2 The judge noted that Dr. McConville's opinion and the employee's testimony were inconsistent with regard to causal relationship as well as impairment. (Dec. 10.) Although she explicitly adopted the 11A(2) report and deposition testimony of the impartial physician "regarding diagnosis, causal relationship and level of impairment," (Dec. 10.), she in essence overcame it by accepting the employee's conflicting testimony regarding his pain and restriction, and by making her own lay causation decision. (Dec. 11.)
3 Meaning, "after this, therefore because of this."
4 See n. 1, supra. If § 1(7A) applies, the judge must make findings regarding the extent of the continuing causal connection.

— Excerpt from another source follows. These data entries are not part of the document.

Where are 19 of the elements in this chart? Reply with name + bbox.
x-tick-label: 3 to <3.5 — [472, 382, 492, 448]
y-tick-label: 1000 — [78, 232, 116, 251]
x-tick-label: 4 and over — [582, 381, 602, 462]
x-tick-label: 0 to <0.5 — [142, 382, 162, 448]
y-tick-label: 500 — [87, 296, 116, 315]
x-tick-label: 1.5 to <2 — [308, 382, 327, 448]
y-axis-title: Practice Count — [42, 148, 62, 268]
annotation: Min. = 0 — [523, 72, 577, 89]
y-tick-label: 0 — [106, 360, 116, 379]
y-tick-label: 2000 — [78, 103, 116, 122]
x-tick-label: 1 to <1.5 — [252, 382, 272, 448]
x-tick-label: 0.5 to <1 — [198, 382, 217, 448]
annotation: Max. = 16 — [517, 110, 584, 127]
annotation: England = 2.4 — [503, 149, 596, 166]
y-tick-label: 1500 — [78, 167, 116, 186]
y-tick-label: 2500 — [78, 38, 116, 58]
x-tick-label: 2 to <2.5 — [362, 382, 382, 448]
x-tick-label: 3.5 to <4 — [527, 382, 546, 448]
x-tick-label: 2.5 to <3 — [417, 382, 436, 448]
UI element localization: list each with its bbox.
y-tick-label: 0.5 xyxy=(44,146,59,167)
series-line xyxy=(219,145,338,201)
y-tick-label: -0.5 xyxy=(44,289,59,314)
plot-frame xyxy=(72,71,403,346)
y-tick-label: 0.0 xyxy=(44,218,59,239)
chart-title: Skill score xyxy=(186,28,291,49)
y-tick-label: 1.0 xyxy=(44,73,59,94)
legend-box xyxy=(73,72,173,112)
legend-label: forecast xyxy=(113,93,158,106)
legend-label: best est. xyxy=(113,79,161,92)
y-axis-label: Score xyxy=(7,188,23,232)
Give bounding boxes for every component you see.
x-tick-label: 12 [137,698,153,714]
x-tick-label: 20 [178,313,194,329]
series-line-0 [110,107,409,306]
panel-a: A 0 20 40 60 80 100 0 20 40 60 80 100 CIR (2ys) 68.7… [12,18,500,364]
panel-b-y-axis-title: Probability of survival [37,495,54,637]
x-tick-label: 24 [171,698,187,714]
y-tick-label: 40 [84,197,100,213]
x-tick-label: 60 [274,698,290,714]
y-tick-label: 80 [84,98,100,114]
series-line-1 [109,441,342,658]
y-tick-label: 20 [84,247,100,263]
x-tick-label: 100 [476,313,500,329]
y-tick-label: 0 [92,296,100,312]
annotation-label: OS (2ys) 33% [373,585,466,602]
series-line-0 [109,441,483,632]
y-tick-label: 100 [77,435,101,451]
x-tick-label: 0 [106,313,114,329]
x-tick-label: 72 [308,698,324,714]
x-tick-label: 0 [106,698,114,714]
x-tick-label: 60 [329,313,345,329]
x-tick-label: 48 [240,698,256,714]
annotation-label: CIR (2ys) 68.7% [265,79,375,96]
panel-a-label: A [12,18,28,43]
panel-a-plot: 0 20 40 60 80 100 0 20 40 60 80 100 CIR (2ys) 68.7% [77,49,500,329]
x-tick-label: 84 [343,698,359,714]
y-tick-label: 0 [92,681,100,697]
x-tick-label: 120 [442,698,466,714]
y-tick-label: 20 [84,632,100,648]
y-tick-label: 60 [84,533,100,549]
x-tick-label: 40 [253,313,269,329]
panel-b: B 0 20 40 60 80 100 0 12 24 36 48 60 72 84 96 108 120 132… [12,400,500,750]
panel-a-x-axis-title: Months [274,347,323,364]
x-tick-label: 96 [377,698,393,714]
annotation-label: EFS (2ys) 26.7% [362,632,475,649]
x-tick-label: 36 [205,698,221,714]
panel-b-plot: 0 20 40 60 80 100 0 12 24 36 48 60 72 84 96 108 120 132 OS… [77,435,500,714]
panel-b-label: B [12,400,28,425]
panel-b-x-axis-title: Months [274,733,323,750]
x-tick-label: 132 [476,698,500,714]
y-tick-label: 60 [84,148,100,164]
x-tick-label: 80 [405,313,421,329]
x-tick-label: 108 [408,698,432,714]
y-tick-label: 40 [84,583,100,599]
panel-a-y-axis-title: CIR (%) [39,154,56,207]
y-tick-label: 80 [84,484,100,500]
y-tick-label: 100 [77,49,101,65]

5 Under §§ 11 and 11A(2), the judge has the authority to open the case up for additional medical testimony, see Wilkinson v. City of Peabody, 11 Mass. Workers' Comp. Rep. 263, 265 (1997) or to request an addendum to the impartial report to answer questions aimed at the § 1(7A) definition of personal injury, the extent of causally related medical disability prior to the date of the impartial examination, and when causation ceased. See Ciufo v. Labor Management Servs., 11 Mass. Workers' Comp. 494, 499 (1977).